= Flow-following, finite-volume Icosahedral Model =

Experimental numerical weather prediction model

The Flow-following, finite-volume Icosahedral Model (FIM) is an experimental numerical weather prediction model that was developed at the Earth System Research Laboratories in the United States from 2008 to 2016.

The FIM was developed as a candidate to eventually supplant the Global Forecast System, the United States's current medium-range forecast model.
The FIM was originally slated to become operational some time in 2014 but never did so. The model produces similar results to the GFS, but runs slower on the NWS's operational computers. Its three-part name derives from its key features: "flow-following" indicates that its vertical coordinates are based on both terrain and potential temperature (isentropic sigma coordinates, previously used in the now-discontinued rapid update cycle model), and "finite-volume" describes the method used for calculating horizontal transport. The "icosahedral" portion describes the model's most uncommon feature: whereas most grid-based forecast models have historically used rectangular grid points (a less than ideal arrangement for a planet that is a slightly oblate spheroid), the FIM instead fits Earth to a Goldberg polyhedron with icosahedral symmetry, with twelve evenly spaced pentagons (including two at the poles) anchoring a grid of hexagons.

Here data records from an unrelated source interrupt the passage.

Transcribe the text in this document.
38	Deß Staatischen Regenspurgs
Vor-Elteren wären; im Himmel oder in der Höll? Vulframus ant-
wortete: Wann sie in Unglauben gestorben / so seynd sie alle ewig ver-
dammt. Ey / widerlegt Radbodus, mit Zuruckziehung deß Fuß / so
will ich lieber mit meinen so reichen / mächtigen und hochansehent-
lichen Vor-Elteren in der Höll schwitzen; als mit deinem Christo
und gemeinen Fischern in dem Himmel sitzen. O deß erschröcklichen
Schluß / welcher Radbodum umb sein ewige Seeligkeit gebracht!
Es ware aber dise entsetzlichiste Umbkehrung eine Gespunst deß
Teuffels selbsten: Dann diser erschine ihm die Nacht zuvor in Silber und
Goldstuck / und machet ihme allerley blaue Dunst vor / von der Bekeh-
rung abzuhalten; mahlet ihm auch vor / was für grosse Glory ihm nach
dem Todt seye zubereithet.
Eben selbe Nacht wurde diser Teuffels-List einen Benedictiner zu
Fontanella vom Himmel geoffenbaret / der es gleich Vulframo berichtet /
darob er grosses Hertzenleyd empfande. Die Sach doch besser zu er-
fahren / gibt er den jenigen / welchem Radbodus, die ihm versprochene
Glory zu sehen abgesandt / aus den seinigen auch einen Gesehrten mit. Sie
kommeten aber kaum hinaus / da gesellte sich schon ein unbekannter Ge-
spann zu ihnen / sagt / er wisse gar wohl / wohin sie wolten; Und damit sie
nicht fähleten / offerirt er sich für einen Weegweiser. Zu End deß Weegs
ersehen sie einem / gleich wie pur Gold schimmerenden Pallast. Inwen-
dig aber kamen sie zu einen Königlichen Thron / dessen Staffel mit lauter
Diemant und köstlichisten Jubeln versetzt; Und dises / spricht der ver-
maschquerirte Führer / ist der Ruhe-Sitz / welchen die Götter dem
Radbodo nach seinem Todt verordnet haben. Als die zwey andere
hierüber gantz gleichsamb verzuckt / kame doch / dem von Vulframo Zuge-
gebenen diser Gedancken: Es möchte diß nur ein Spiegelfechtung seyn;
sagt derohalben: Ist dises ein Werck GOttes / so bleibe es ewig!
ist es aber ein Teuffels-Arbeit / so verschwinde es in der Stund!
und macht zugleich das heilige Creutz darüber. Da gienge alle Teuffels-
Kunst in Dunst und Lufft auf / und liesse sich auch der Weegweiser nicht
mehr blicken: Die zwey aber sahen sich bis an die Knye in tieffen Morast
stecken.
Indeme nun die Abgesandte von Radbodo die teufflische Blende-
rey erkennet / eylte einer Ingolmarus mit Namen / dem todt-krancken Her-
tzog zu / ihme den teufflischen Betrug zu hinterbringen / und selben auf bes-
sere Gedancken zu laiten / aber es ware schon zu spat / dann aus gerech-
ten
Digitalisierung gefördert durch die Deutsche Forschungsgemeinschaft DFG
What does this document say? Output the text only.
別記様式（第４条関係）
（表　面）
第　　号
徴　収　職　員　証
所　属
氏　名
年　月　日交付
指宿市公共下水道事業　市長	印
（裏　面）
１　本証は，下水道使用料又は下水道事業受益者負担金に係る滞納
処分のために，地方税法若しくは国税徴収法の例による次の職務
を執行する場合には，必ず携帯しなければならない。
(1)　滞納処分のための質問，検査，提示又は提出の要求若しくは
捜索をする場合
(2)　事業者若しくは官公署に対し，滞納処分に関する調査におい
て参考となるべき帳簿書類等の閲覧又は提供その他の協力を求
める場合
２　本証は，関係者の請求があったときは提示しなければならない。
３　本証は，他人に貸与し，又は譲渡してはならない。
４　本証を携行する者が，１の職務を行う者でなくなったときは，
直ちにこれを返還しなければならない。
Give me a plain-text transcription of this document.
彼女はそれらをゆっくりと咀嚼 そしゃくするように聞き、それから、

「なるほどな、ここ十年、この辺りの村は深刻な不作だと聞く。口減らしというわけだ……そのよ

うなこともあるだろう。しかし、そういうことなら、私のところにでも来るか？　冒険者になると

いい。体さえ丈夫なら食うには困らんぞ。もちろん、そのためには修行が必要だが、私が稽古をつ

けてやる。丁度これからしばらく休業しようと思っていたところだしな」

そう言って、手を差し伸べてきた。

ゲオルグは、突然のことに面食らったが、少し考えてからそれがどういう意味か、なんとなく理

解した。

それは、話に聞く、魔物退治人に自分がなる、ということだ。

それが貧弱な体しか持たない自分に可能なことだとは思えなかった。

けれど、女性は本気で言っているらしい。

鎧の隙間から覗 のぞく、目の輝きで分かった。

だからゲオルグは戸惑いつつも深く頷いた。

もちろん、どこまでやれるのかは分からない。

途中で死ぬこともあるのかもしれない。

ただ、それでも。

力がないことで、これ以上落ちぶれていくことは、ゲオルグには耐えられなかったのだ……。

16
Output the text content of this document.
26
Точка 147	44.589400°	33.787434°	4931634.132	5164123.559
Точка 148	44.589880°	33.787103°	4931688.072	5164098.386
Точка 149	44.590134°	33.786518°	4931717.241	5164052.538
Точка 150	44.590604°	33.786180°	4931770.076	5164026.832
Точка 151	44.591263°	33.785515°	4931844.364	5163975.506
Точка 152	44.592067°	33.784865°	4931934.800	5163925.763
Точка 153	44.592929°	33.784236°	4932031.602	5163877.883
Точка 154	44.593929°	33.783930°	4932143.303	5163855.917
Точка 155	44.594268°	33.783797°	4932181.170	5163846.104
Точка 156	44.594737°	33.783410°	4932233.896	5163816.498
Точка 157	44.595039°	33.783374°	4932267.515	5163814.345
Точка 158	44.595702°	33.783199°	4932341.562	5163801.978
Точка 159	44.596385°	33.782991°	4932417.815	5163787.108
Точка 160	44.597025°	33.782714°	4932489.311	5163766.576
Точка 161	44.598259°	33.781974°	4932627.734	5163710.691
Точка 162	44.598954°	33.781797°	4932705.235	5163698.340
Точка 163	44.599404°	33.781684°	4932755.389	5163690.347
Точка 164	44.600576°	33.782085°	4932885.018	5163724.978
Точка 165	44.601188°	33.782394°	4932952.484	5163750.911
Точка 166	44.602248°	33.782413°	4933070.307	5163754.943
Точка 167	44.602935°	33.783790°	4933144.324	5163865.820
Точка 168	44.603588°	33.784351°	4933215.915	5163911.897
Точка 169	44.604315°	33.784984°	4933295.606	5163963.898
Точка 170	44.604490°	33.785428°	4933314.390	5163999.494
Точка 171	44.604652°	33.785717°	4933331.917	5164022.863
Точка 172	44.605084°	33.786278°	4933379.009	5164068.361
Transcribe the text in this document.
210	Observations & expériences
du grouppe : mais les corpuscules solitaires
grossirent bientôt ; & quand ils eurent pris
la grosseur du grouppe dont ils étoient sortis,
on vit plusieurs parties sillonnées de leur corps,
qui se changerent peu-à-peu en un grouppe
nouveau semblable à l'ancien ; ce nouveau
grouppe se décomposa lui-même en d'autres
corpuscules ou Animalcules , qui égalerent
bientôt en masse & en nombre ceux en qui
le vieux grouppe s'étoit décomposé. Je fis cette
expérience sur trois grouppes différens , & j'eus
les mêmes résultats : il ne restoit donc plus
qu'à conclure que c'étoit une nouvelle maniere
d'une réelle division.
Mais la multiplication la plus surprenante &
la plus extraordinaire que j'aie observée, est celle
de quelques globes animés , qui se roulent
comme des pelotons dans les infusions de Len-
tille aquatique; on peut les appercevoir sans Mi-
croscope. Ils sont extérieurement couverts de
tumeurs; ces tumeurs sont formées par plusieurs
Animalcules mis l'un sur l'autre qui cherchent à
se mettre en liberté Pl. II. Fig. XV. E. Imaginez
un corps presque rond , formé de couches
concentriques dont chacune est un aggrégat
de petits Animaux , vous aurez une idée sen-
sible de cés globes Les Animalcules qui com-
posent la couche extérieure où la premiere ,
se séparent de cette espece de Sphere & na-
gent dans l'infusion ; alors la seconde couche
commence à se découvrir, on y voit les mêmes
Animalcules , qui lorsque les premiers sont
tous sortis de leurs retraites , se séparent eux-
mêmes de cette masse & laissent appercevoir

In November 2016, the ESRL announced it was no longer pursuing the FIM as a replacement for the GFS and would be instead developing the FV3, which uses some of the FIM's principles except on a square grid. The FIM will continue to be run for experimental purposes until FV3 commences. The FIM will also be upgraded with some of the same features as FV3 (retaining the icosahedral grid) and coupling to examine the use of the model in the longer ranges.

The FIM runs as a multiscale model, with a suffix number indicating the model's horizontal resolution. FIM7 operates at a spatial resolution of approximately 60 km, FIM8 at 30 km, FIM9 at 15 km and FIM9.5 at 10 km. Each scale runs on a temporal resolution of 6-hour steps. As of 2017, only the FIM7 (running out 10 days) and FIM8 (running out 14 days) continue to be run daily. The FIM7 also runs four runs between Tuesday and Wednesday each week as a climate model, with the mean output from those runs issued in one-week intervals; it thus complements the Climate Forecast System, the only other model in the U.S. government's arsenal that covers that time frame.